# Seems a little high to me!



## blackDiesel (Apr 21, 2010)

Hey everyone, you all have been really helpful so far getting my on the right page to subcontract this winter. I've been researching a commercial insurance policy and have some numbers. The cheapest I found for a $1 Million liability plan was $2300 a year. Seems really high to me. Obviously that includes full coverage on my truck and plow, but still seems really high. What are others paying for insurance (I'm in Detroit Michigan area). 
thanks


----------



## Luther (Oct 31, 2007)

That does seem high.

Try Ivey & Brown...they're in Hartland.

Margaret Brown ~ 810.632.6777


----------



## JDiepstra (Sep 15, 2008)

Aspen Insurance out of grand rapids. Rick casteneda is his name. Much much much cheaper than that.


----------



## Matson Snow (Oct 3, 2009)

blackDiesel;1076438 said:


> Hey everyone, you all have been really helpful so far getting my on the right page to subcontract this winter. I've been researching a commercial insurance policy and have some numbers. The cheapest I found for a $1 Million liability plan was $2300 a year. Seems really high to me. Obviously that includes full coverage on my truck and plow, but still seems really high. What are others paying for insurance (I'm in Detroit Michigan area).
> thanks


$2300 a year for Liability and full commercial on the truck....That does not seem that far out of line.......If your only Insuring for snow.You are going to find prices are pretty high...


----------



## Mick (May 19, 2001)

Doesn't seem too high to me, either. Also, how old are you and how much experience do have plowing snow? How is your driving record? If you have no history in the industry, you will be a high risk for potential claims. At 60 yrs old with a ten year history of no claims, General Liability and full coverage commercial vehicle insurance for me totaled about $1500/yr.


----------



## Matson Snow (Oct 3, 2009)

TCLA;1076460 said:


> That does seem high.
> 
> Try Ivey & Brown...they're in Hartland.
> 
> Margaret Brown ~ 810.632.6777


Is this the Number i have been waiting for you to give me.....Ummmm....THANKS!!!!!:waving:


----------



## Mick (May 19, 2001)

........................


----------



## Luther (Oct 31, 2007)

Matson Snow;1076489 said:


> Is this the Number i have been waiting for you to give me.....Ummmm....THANKS!!!!!:waving:


Actually it is...would a friendly reminder kill you!

You're welcome sir.


----------



## A&LSiteService (Sep 13, 2010)

I use Ivey & Brown. Maggy has always been good to me.


----------



## hoskm01 (Oct 17, 2008)

Especially for a startup or low-experience gig, seems like a decent price.

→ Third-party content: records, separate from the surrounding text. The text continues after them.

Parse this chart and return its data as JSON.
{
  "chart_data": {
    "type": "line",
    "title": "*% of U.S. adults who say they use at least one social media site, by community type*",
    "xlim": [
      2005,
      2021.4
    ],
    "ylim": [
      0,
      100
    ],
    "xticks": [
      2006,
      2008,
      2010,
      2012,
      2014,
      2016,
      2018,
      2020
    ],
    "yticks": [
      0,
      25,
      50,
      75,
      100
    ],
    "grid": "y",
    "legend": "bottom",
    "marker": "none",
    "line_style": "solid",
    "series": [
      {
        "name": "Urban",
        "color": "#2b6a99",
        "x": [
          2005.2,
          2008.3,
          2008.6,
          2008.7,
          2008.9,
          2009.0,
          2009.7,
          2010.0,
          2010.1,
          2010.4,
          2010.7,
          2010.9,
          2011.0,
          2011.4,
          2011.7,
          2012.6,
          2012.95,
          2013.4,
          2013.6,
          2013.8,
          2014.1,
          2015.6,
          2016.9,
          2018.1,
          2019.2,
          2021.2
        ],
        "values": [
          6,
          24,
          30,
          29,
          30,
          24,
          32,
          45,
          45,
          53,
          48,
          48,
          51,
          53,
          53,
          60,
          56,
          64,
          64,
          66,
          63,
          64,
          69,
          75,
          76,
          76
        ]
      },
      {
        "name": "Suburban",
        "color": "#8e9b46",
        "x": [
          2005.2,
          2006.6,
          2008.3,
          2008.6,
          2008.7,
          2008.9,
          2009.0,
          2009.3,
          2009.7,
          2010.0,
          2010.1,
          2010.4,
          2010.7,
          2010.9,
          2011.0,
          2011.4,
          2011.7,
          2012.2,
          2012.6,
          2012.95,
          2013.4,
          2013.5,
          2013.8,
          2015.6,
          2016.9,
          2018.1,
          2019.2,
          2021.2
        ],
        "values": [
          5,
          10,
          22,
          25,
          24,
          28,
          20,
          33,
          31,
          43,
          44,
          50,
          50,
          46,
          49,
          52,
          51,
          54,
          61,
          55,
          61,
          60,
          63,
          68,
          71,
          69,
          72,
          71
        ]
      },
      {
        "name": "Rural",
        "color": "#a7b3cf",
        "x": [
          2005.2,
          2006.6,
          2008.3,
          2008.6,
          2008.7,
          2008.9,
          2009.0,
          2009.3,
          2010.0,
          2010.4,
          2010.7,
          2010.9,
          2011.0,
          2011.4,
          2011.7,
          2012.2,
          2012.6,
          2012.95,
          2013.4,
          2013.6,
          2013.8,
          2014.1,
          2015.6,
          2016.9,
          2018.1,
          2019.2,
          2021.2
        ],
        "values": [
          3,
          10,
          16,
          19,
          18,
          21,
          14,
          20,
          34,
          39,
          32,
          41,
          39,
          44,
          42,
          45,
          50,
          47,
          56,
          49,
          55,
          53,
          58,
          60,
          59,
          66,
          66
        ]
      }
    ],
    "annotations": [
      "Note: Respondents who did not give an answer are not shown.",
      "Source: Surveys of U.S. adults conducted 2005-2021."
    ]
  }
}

Could be on a $3000 beater with a plow or a 50k beauty; might make a bit of a difference on the auto side.


----------



## blackDiesel (Apr 21, 2010)

thanks for the advice, I'll look into those companies. And yes, my truck is newer so I'm sure it's not helping the quote... I'll let you know what they say when I call them soon-


----------



## GimmeSnow!! (Oct 23, 2008)

Does everyone use Maggie for insurance?? She is awesome! One thing though. You should make sure your annual sales are set right. Just got a notice today about an audit from Hastings. She still had my figures from 5 years ago. Looks like a big underpayment this year  Oh well Maggie is still great.


----------



## tbrownell (Nov 24, 2007)

I have 2mil gl and a "any auto" policy for $3500 for the year with auto owners. and Im around west mi. I deal with Sue Baxter at Buiten & Associates. Her number is 616-284-3025 They are out of Grand Rapids


----------



## grandview (Oct 9, 2005)

A lot of insurance is based on your zip code too. And what others already said,plus not they use your credit score to and what your company gross is.


----------



## GL&M (Sep 26, 2005)

I pay just under 1950.00 for my liability, commercial auto and replacement of my smaller equipment for fire or theft.


----------